Can you be more specific and/or support the argument that the tools for C++ are behind what's available for Java?
Visual Studio has had Intellisense since forever, clang-format can enforce style standards, static analyzers these days are amazing, the address sanitizer and valgrind find memory problems easily, etc.
> Can you be more specific and/or support the argument that the tools for C++ are behind what's available for Java?
The most obvious example to me is in Eclipse, you can right-click on a field in a Java class and choose to Rename it. It will then correctly update that field's name across the entire codebase. AFAIK this is impossible in C & C++ because they are such complicated languages to parse. Macros alone make this feature effectively impossible.
Java had it first (by at least 10 years), but C++ IDEs do the same. Clang not being designed to make it impossible to access the AST has made this feasible for most IDEs. There are still cases where it cannot be done (macros), but in many cases it can be done now.
Jetbrains makes excellent refactoring tools for multiple languages so I usually use their tools as my gauge of how well a language lends itself to refactoring.
As a daily user of Resharper in both C# and C++, I really notice how much poorer they work in C++. Renaming operations, as you mentioned, do work in C++ sometimes, but not others. Generally if it is a variable or parameter that's used locally I can rename it instantly with no problem. If it's a variable exposed in the class header, then it will tend to sit there churning for enough time before I decide that I should probably cancel the operation.

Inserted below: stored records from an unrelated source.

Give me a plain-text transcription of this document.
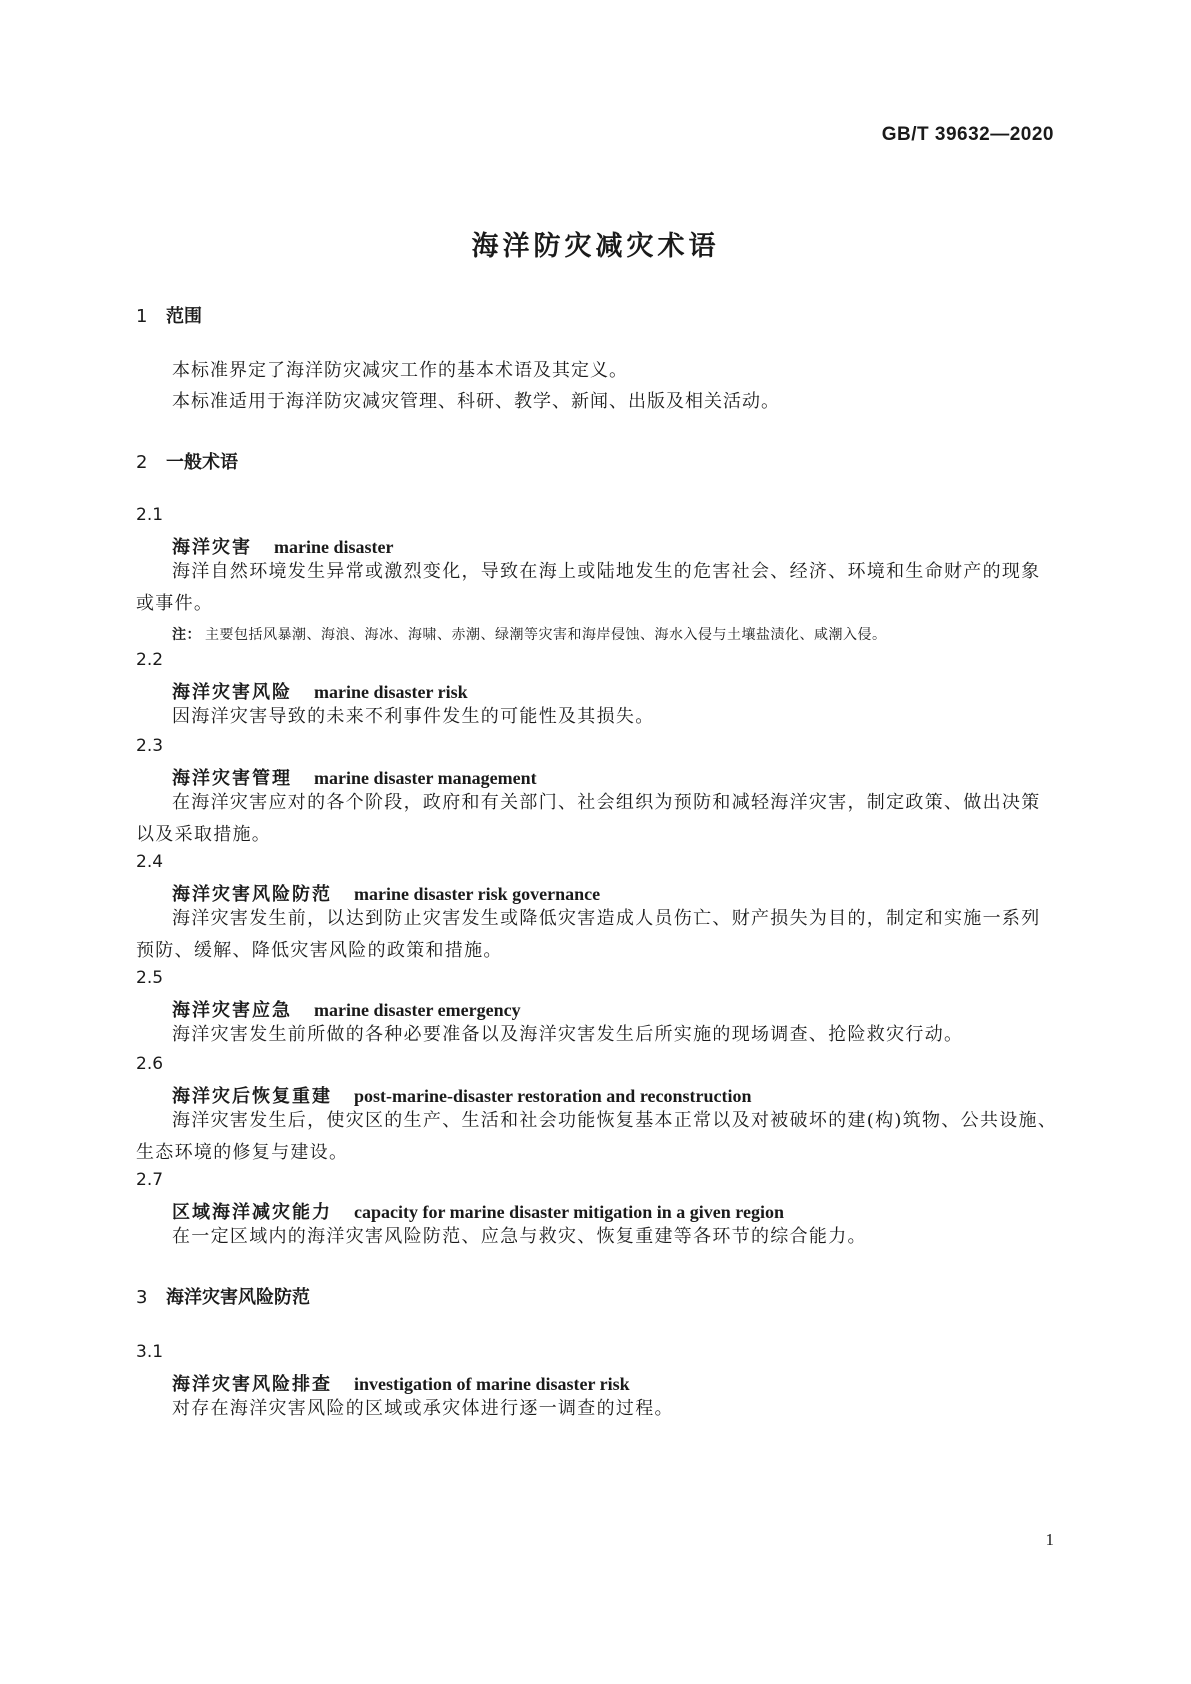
GB/T 39632—2020
海洋防灾减灾术语
1 范围
本标准界定了海洋防灾减灾工作的基本术语及其定义。
本标准适用于海洋防灾减灾管理、科研、教学、新闻、出版及相关活动。
2 一般术语
2.1
海洋灾害 marine disaster
海洋自然环境发生异常或激烈变化，导致在海上或陆地发生的危害社会、经济、环境和生命财产的现象或事件。
注： 主要包括风暴潮、海浪、海冰、海啸、赤潮、绿潮等灾害和海岸侵蚀、海水入侵与土壤盐渍化、咸潮入侵。
2.2
海洋灾害风险 marine disaster risk
因海洋灾害导致的未来不利事件发生的可能性及其损失。
2.3
海洋灾害管理 marine disaster management
在海洋灾害应对的各个阶段，政府和有关部门、社会组织为预防和减轻海洋灾害，制定政策、做出决策以及采取措施。
2.4
海洋灾害风险防范 marine disaster risk governance
海洋灾害发生前，以达到防止灾害发生或降低灾害造成人员伤亡、财产损失为目的，制定和实施一系列预防、缓解、降低灾害风险的政策和措施。
2.5
海洋灾害应急 marine disaster emergency
海洋灾害发生前所做的各种必要准备以及海洋灾害发生后所实施的现场调查、抢险救灾行动。
2.6
海洋灾后恢复重建 post-marine-disaster restoration and reconstruction
海洋灾害发生后，使灾区的生产、生活和社会功能恢复基本正常以及对被破坏的建(构)筑物、公共设施、生态环境的修复与建设。
2.7
区域海洋减灾能力 capacity for marine disaster mitigation in a given region
在一定区域内的海洋灾害风险防范、应急与救灾、恢复重建等各环节的综合能力。
3 海洋灾害风险防范
3.1
海洋灾害风险排查 investigation of marine disaster risk
对存在海洋灾害风险的区域或承灾体进行逐一调查的过程。
1
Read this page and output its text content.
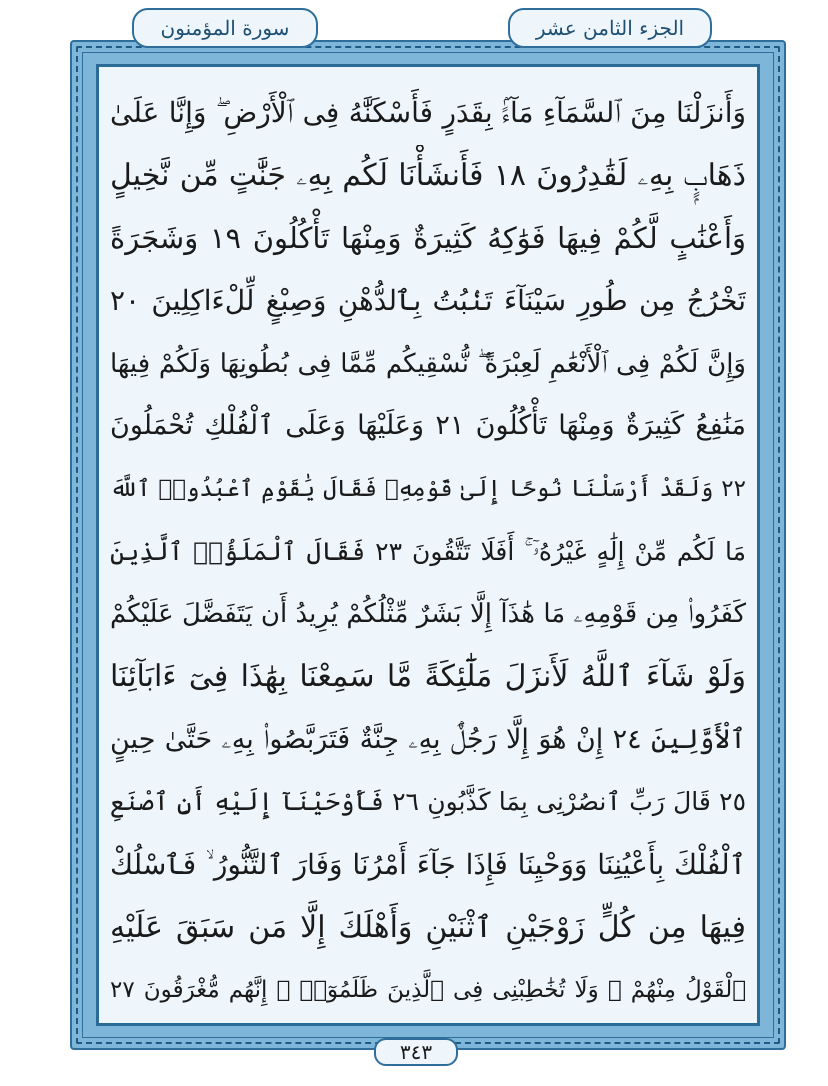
سورة المؤمنون	الجزء الثامن عشر
وَأَنزَلْنَا مِنَ ٱلسَّمَآءِ مَآءًۢ بِقَدَرٍ فَأَسْكَنَّٰهُ فِى ٱلْأَرْضِ ۖ وَإِنَّا عَلَىٰ
ذَهَابٍۭ بِهِۦ لَقَٰدِرُونَ ١٨ فَأَنشَأْنَا لَكُم بِهِۦ جَنَّٰتٍ مِّن نَّخِيلٍ
وَأَعْنَٰبٍ لَّكُمْ فِيهَا فَوَٰكِهُ كَثِيرَةٌ وَمِنْهَا تَأْكُلُونَ ١٩ وَشَجَرَةً
تَخْرُجُ مِن طُورِ سَيْنَآءَ تَنۢبُتُ بِٱلدُّهْنِ وَصِبْغٍ لِّلْءَاكِلِينَ ٢٠
وَإِنَّ لَكُمْ فِى ٱلْأَنْعَٰمِ لَعِبْرَةً ۖ نُّسْقِيكُم مِّمَّا فِى بُطُونِهَا وَلَكُمْ فِيهَا
مَنَٰفِعُ كَثِيرَةٌ وَمِنْهَا تَأْكُلُونَ ٢١ وَعَلَيْهَا وَعَلَى ٱلْفُلْكِ تُحْمَلُونَ
٢٢ وَلَقَدْ أَرْسَلْنَا نُوحًا إِلَىٰ قَوْمِهِۦ فَقَالَ يَٰقَوْمِ ٱعْبُدُوا۟ ٱللَّهَ
مَا لَكُم مِّنْ إِلَٰهٍ غَيْرُهُۥٓ ۚ أَفَلَا تَتَّقُونَ ٢٣ فَقَالَ ٱلْمَلَؤُا۟ ٱلَّذِينَ
كَفَرُوا۟ مِن قَوْمِهِۦ مَا هَٰذَآ إِلَّا بَشَرٌ مِّثْلُكُمْ يُرِيدُ أَن يَتَفَضَّلَ عَلَيْكُمْ
وَلَوْ شَآءَ ٱللَّهُ لَأَنزَلَ مَلَٰٓئِكَةً مَّا سَمِعْنَا بِهَٰذَا فِىٓ ءَابَآئِنَا
ٱلْأَوَّلِينَ ٢٤ إِنْ هُوَ إِلَّا رَجُلٌۢ بِهِۦ جِنَّةٌ فَتَرَبَّصُوا۟ بِهِۦ حَتَّىٰ حِينٍ
٢٥ قَالَ رَبِّ ٱنصُرْنِى بِمَا كَذَّبُونِ ٢٦ فَأَوْحَيْنَآ إِلَيْهِ أَنِ ٱصْنَعِ
ٱلْفُلْكَ بِأَعْيُنِنَا وَوَحْيِنَا فَإِذَا جَآءَ أَمْرُنَا وَفَارَ ٱلتَّنُّورُ ۙ فَٱسْلُكْ
فِيهَا مِن كُلٍّ زَوْجَيْنِ ٱثْنَيْنِ وَأَهْلَكَ إِلَّا مَن سَبَقَ عَلَيْهِ
ٱلْقَوْلُ مِنْهُمْ ۖ وَلَا تُخَٰطِبْنِى فِى ٱلَّذِينَ ظَلَمُوٓا۟ ۖ إِنَّهُم مُّغْرَقُونَ ٢٧
٣٤٣
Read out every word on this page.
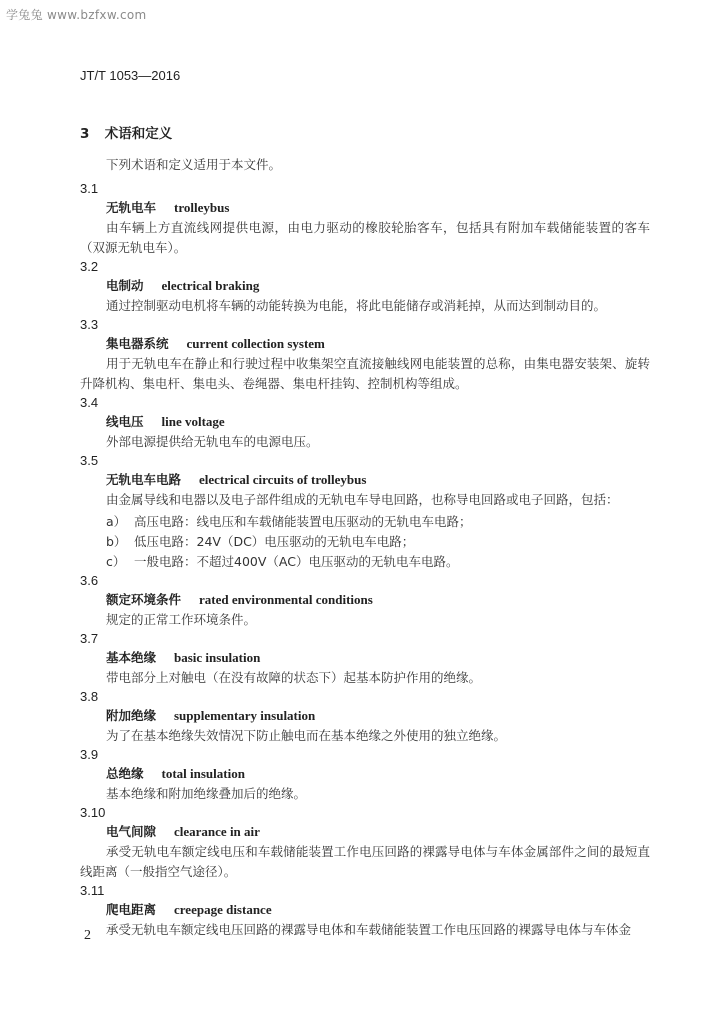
学兔兔 www.bzfxw.com
JT/T 1053—2016
3 术语和定义
下列术语和定义适用于本文件。
3.1
无轨电车 trolleybus
由车辆上方直流线网提供电源，由电力驱动的橡胶轮胎客车，包括具有附加车载储能装置的客车（双源无轨电车）。
3.2
电制动 electrical braking
通过控制驱动电机将车辆的动能转换为电能，将此电能储存或消耗掉，从而达到制动目的。
3.3
集电器系统 current collection system
用于无轨电车在静止和行驶过程中收集架空直流接触线网电能装置的总称，由集电器安装架、旋转升降机构、集电杆、集电头、卷绳器、集电杆挂钩、控制机构等组成。
3.4
线电压 line voltage
外部电源提供给无轨电车的电源电压。
3.5
无轨电车电路 electrical circuits of trolleybus
由金属导线和电器以及电子部件组成的无轨电车导电回路，也称导电回路或电子回路，包括：
a） 高压电路：线电压和车载储能装置电压驱动的无轨电车电路；
b） 低压电路：24V（DC）电压驱动的无轨电车电路；
c） 一般电路：不超过400V（AC）电压驱动的无轨电车电路。
3.6
额定环境条件 rated environmental conditions
规定的正常工作环境条件。
3.7
基本绝缘 basic insulation
带电部分上对触电（在没有故障的状态下）起基本防护作用的绝缘。
3.8
附加绝缘 supplementary insulation
为了在基本绝缘失效情况下防止触电而在基本绝缘之外使用的独立绝缘。
3.9
总绝缘 total insulation
基本绝缘和附加绝缘叠加后的绝缘。
3.10
电气间隙 clearance in air
承受无轨电车额定线电压和车载储能装置工作电压回路的裸露导电体与车体金属部件之间的最短直线距离（一般指空气途径）。
3.11
爬电距离 creepage distance
承受无轨电车额定线电压回路的裸露导电体和车载储能装置工作电压回路的裸露导电体与车体金
2
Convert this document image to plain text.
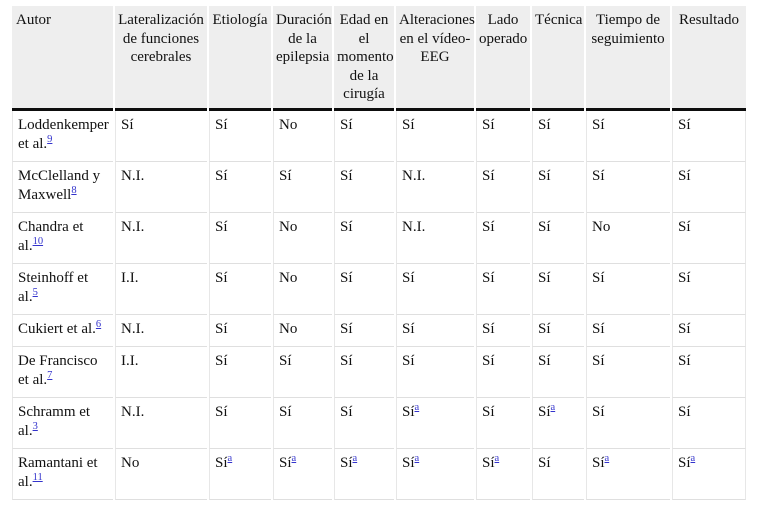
Autor	Lateralización de funciones cerebrales	Etiología	Duración de la epilepsia	Edad en el momento de la cirugía	Alteraciones en el vídeo-EEG	Lado operado	Técnica	Tiempo de seguimiento	Resultado
Loddenkemper et al.$^9$	Sí	Sí	No	Sí	Sí	Sí	Sí	Sí	Sí
McClelland y Maxwell$^8$	N.I.	Sí	Sí	Sí	N.I.	Sí	Sí	Sí	Sí
Chandra et al.$^{10}$	N.I.	Sí	No	Sí	N.I.	Sí	Sí	No	Sí
Steinhoff et al.$^5$	I.I.	Sí	No	Sí	Sí	Sí	Sí	Sí	Sí
Cukiert et al.$^6$	N.I.	Sí	No	Sí	Sí	Sí	Sí	Sí	Sí
De Francisco et al.$^7$	I.I.	Sí	Sí	Sí	Sí	Sí	Sí	Sí	Sí
Schramm et al.$^3$	N.I.	Sí	Sí	Sí	Sí$^a$	Sí	Sí$^a$	Sí	Sí
Ramantani et al.$^{11}$	No	Sí$^a$	Sí$^a$	Sí$^a$	Sí$^a$	Sí$^a$	Sí	Sí$^a$	Sí$^a$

Likewise, simply using a "Find References" or "Find Usages" in C++ usually works, but at times it gives odd suggestions of things that are clearly not usages of the thing I'm searching, but something else with the same name that it just is not smart enough to understand is not a real usage. (possibly due to the difficulty of parsing templates or macros)
"Extract Method" is one of my favorite C# refactorings. Resharper C++ also has this operation but it is a bit of a gong show, and generates results that usually have to be tidied up considerably afterwards.
You can't reliably refactor members in a template because T might be any class. Example: template <typename T> void foo(T bar) { bar.buzz(); }
Try renaming buzz in this context, you really don't know how many other classes that need the same rename. In Java and C# you know because of generic constraints and IDEs can leverage this information. Concepts in c++20 should hopefully solve this.
A C++ parser needs a semantic analyzer. The grammar is context sensitive. Eyeball a full year for an engineer to get one that's actually standards compliant. I've written a Java parser in two weeks in grad school while taking classes. You can easily use a parser generator (like ANTLR) because you have a context-free grammar.
Java generics are just syntactic sugar for Object, so not a problem at all since you can't do anything with them.
Java overloading is simple since all functions are in the same file (so doesn't change overload behavior depending on which files are imported) and Java lacks the user type casts C++ has, so just pick the signature fitting all provided values (with numeric casts) or throw.
> Java generics are just syntactic sugar for Object,
Only if you do not have a concrete boundary in the generic declaration, T extends Foo can result in a function definition that takes a Foo instead of an Object.
> Java overloading is simple since all functions are in the same file (so doesn't change overload behavior depending on which files are imported)
import static java.lang.Math.*; for programmers too lazy to write Math.sin instead of sin.
ICEs [1] used to be very common from all front ends especially with malformed template code, but now a day I think most compilers don't report an ICE to the user as long as they managed to issue at least one diagnostic.
It is still not uncommon to se ICEs on some extreme template constructs.
[1] Internal Compiler Error, i.e. the compiler segfaulted or hit an internal assertion.
They're slowly becoming available via clang now, which is nice.